El ministro de Energía y Minas, Joel Santos, informó que la República Dominicana registrará un incremento superior al 50 % en la capacidad instalada de energía base hacia el año 2028, en comparación con los niveles de 2024.
En un documento de prensa, el funcionario señaló que este avance consolida a la actual gestión de gobierno como la que más ha impulsado la expansión del sistema eléctrico nacional en la historia del país.
Precisó que, en los últimos tres años de la administración, se habrá instalado más de 2,000 megavatios (MW) de energía base, mientras que la capacidad de energías renovables alcanzará alrededor de 2,800 MW, fortaleciendo la confiabilidad del Sistema Eléctrico Nacional Interconectado (SENI) y creando un entorno más competitivo para la inversión.
“El crecimiento económico del país está estrechamente vinculado al desarrollo energético. Sectores de alto valor agregado como los semiconductores, la minería sostenible y los centros de datos dependen de una matriz energética sólida, confiable y moderna”, expresó Santos.
Proyectos estratégicos hacia 2028
El ministro explicó que el Ministerio de Energía y Minas continúa integrando al SENI una cartera de proyectos estratégicos que fortalecerán la energía base del país.
Entre los proyectos ya incorporados citó el cierre de ciclo de SIBA, con 68 MW, y Energás 4, en San Pedro de Macorís, con 130 MW.
Indicó que Energía 2000, en Manzanillo, entrará en operación en el primer trimestre de este año con un ciclo simple de 300 MW, al que se sumarán 111 MW al cierre del mismo año, para un total de 411 MW.

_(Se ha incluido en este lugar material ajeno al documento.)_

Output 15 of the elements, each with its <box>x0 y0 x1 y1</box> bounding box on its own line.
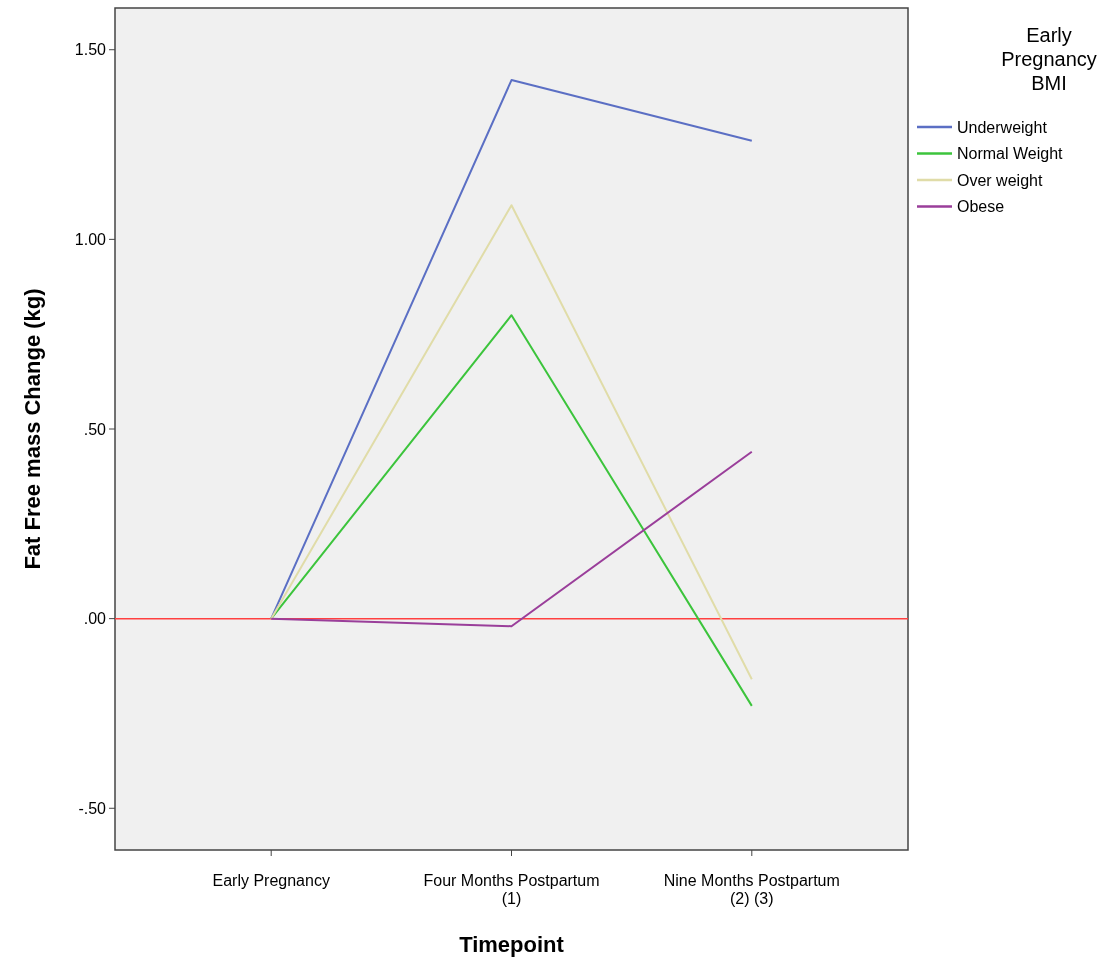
legend-label: Normal Weight <box>957 145 1064 163</box>
y-tick-label: 1.50 <box>74 41 107 59</box>
x-tick-label: Early Pregnancy <box>212 872 330 889</box>
y-tick-label: -.50 <box>78 799 107 817</box>
legend-label: Obese <box>957 198 1005 216</box>
y-tick-label: .00 <box>83 610 107 628</box>
legend-label: Over weight <box>957 171 1043 189</box>
legend-label: Underweight <box>957 118 1048 136</box>
y-tick-label: 1.00 <box>74 230 107 248</box>
x-axis-title: Timepoint <box>459 932 565 957</box>
x-tick-label: Nine Months Postpartum (2) (3) <box>663 872 840 907</box>
legend-title: Early Pregnancy BMI <box>1001 24 1097 94</box>
y-tick-label: .50 <box>83 420 107 438</box>
x-tick-label: Four Months Postpartum (1) <box>423 872 600 907</box>
y-axis-title: Fat Free mass Change (kg) <box>20 288 45 570</box>
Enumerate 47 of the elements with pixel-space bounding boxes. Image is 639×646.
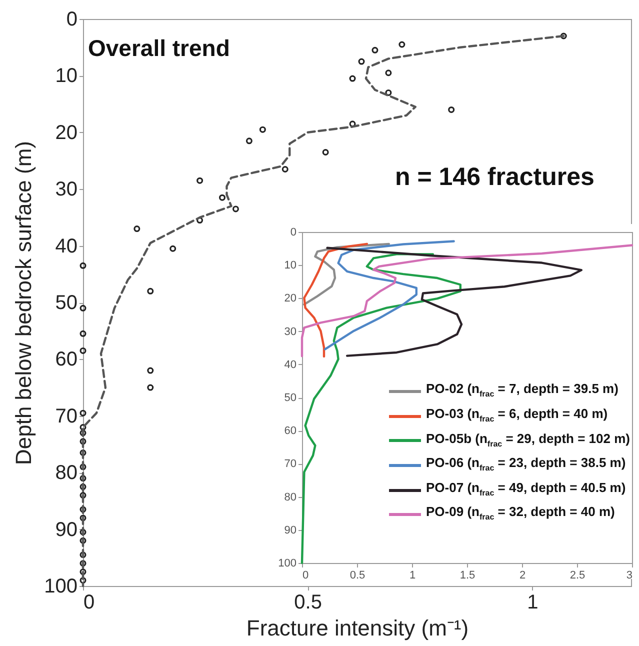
legend-label: PO-07 (n$_{frac}$ = 49, depth = 40.5 m)	[426, 478, 626, 500]
line-series	[300, 244, 634, 358]
y-tick-label: 20	[284, 292, 296, 305]
y-tick-label: 10	[55, 65, 78, 88]
line-series	[303, 242, 368, 358]
line-series	[324, 240, 455, 350]
x-tick-label: 1	[409, 570, 416, 582]
y-tick-label: 100	[44, 576, 78, 598]
legend-label: PO-06 (n$_{frac}$ = 23, depth = 38.5 m)	[426, 454, 626, 475]
y-tick-label: 50	[55, 292, 78, 314]
y-tick-label: 40	[55, 235, 78, 258]
x-tick-label: 0.5	[350, 570, 366, 582]
annotation: Overall trend	[88, 35, 230, 61]
line-series	[303, 242, 390, 306]
y-tick-label: 60	[284, 425, 296, 438]
y-tick-label: 100	[278, 558, 296, 570]
legend-label: PO-05b (n$_{frac}$ = 29, depth = 102 m)	[426, 430, 630, 450]
y-tick-label: 0	[290, 226, 296, 238]
annotation: n = 146 fractures	[395, 163, 594, 191]
x-tick-label: 1	[527, 592, 538, 614]
x-tick-label: 3	[626, 570, 632, 582]
x-tick-label: 2.5	[570, 570, 586, 582]
y-tick-label: 30	[284, 326, 296, 338]
x-tick-label: 1.5	[460, 570, 476, 582]
y-tick-label: 80	[284, 491, 296, 504]
x-tick-label: 0	[302, 570, 309, 582]
legend-label: PO-02 (n$_{frac}$ = 7, depth = 39.5 m)	[426, 380, 618, 402]
x-tick-label: 0	[84, 592, 95, 614]
line-series	[326, 246, 582, 357]
y-tick-label: 20	[55, 122, 78, 144]
y-tick-label: 90	[284, 524, 296, 536]
y-tick-label: 0	[66, 8, 78, 30]
x-tick-label: 2	[519, 570, 526, 582]
legend-label: PO-03 (n$_{frac}$ = 6, depth = 40 m)	[426, 405, 608, 426]
y-tick-label: 60	[55, 348, 78, 371]
y-tick-label: 10	[284, 260, 296, 272]
y-tick-label: 40	[284, 358, 296, 371]
y-tick-label: 30	[55, 178, 78, 201]
x-tick-label: 0.5	[294, 592, 322, 614]
x-axis-title: Fracture intensity (m⁻¹)	[246, 616, 469, 640]
y-tick-label: 70	[284, 458, 296, 470]
y-tick-label: 80	[55, 462, 78, 484]
y-tick-label: 90	[55, 518, 78, 541]
y-axis-title: Depth below bedrock surface (m)	[11, 140, 36, 466]
y-tick-label: 50	[284, 392, 296, 404]
legend-label: PO-09 (n$_{frac}$ = 32, depth = 40 m)	[426, 503, 615, 524]
y-tick-label: 70	[55, 405, 78, 428]
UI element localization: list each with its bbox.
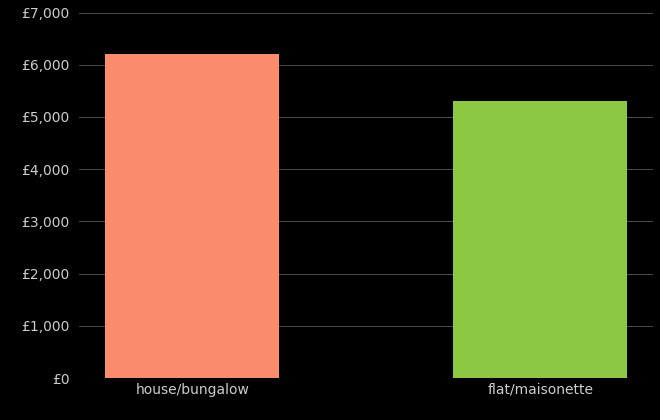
Bar	[106, 54, 279, 378]
Bar	[453, 101, 627, 378]
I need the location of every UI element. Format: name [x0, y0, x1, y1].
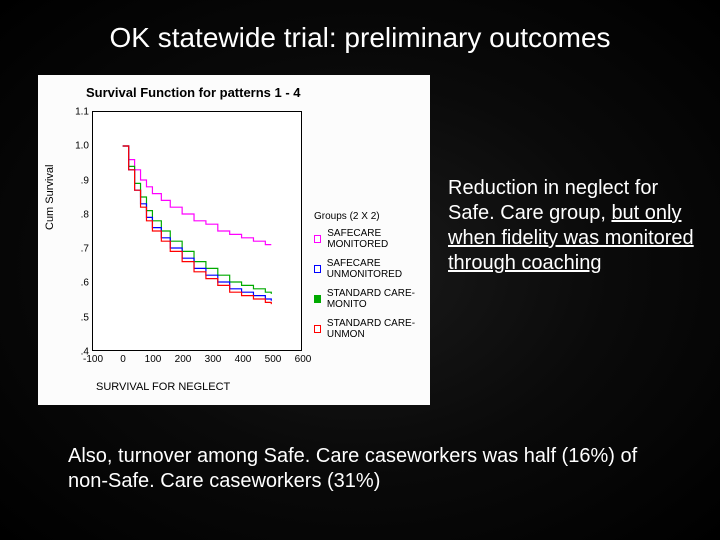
xtick-label: 0 [120, 354, 126, 365]
side-annotation: Reduction in neglect for Safe. Care grou… [448, 176, 696, 276]
legend-item: SAFECARE MONITORED [314, 228, 430, 250]
ytick-label: .5 [81, 312, 89, 323]
legend-label: STANDARD CARE-MONITO [327, 288, 430, 310]
ytick-label: .9 [81, 175, 89, 186]
legend-label: SAFECARE MONITORED [327, 228, 430, 250]
chart-plot-area: .4.5.6.7.8.91.01.1-100010020030040050060… [92, 111, 302, 351]
legend-item: SAFECARE UNMONITORED [314, 258, 430, 280]
legend-marker [314, 295, 321, 303]
legend-marker [314, 235, 321, 243]
ytick-label: 1.0 [75, 141, 89, 152]
chart-lines [93, 112, 301, 350]
ytick-label: .6 [81, 278, 89, 289]
xtick-label: 400 [235, 354, 252, 365]
xtick-label: 600 [295, 354, 312, 365]
legend-marker [314, 325, 321, 333]
series-line [123, 146, 272, 301]
legend-label: SAFECARE UNMONITORED [327, 258, 430, 280]
chart-legend: Groups (2 X 2) SAFECARE MONITORED SAFECAR… [314, 211, 430, 348]
legend-marker [314, 265, 321, 273]
chart-sublabel: SURVIVAL FOR NEGLECT [96, 381, 230, 393]
series-line [123, 146, 272, 304]
slide-title: OK statewide trial: preliminary outcomes [0, 22, 720, 54]
chart-title: Survival Function for patterns 1 - 4 [86, 85, 301, 100]
chart-ylabel: Cum Survival [44, 165, 56, 230]
ytick-label: .7 [81, 244, 89, 255]
legend-item: STANDARD CARE-UNMON [314, 318, 430, 340]
xtick-label: 300 [205, 354, 222, 365]
legend-label: STANDARD CARE-UNMON [327, 318, 430, 340]
chart-panel: Survival Function for patterns 1 - 4 Cum… [38, 75, 430, 405]
xtick-label: 500 [265, 354, 282, 365]
legend-item: STANDARD CARE-MONITO [314, 288, 430, 310]
ytick-label: 1.1 [75, 107, 89, 118]
bottom-annotation: Also, turnover among Safe. Care casework… [68, 444, 668, 494]
xtick-label: -100 [83, 354, 103, 365]
series-line [123, 146, 272, 245]
xtick-label: 100 [145, 354, 162, 365]
ytick-label: .8 [81, 209, 89, 220]
legend-title: Groups (2 X 2) [314, 211, 430, 222]
xtick-label: 200 [175, 354, 192, 365]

A estos proyectos se agregan las generadoras San Felipe I y II, en Boca Chica, que aportarán 460 MW y 240 MW entre 2027 y 2028, así como Manzanillo I y Manzanillo II, que sumarán 852 MW adicionales en 2028.
Contexto adicional
Santos destacó que la capacidad instalada pasó de 555 MW en 2020 a cerca de 1,500 MW en 2024, y que la actual administración concluirá con aproximadamente 2,800 MW, parte de ellos con sistemas de almacenamiento energético.
Afirmó que este crecimiento representa un salto cualitativo en la estabilidad del sistema eléctrico, con impacto directo en la seguridad energética, la atracción de inversiones y la sostenibilidad del desarrollo económico del país.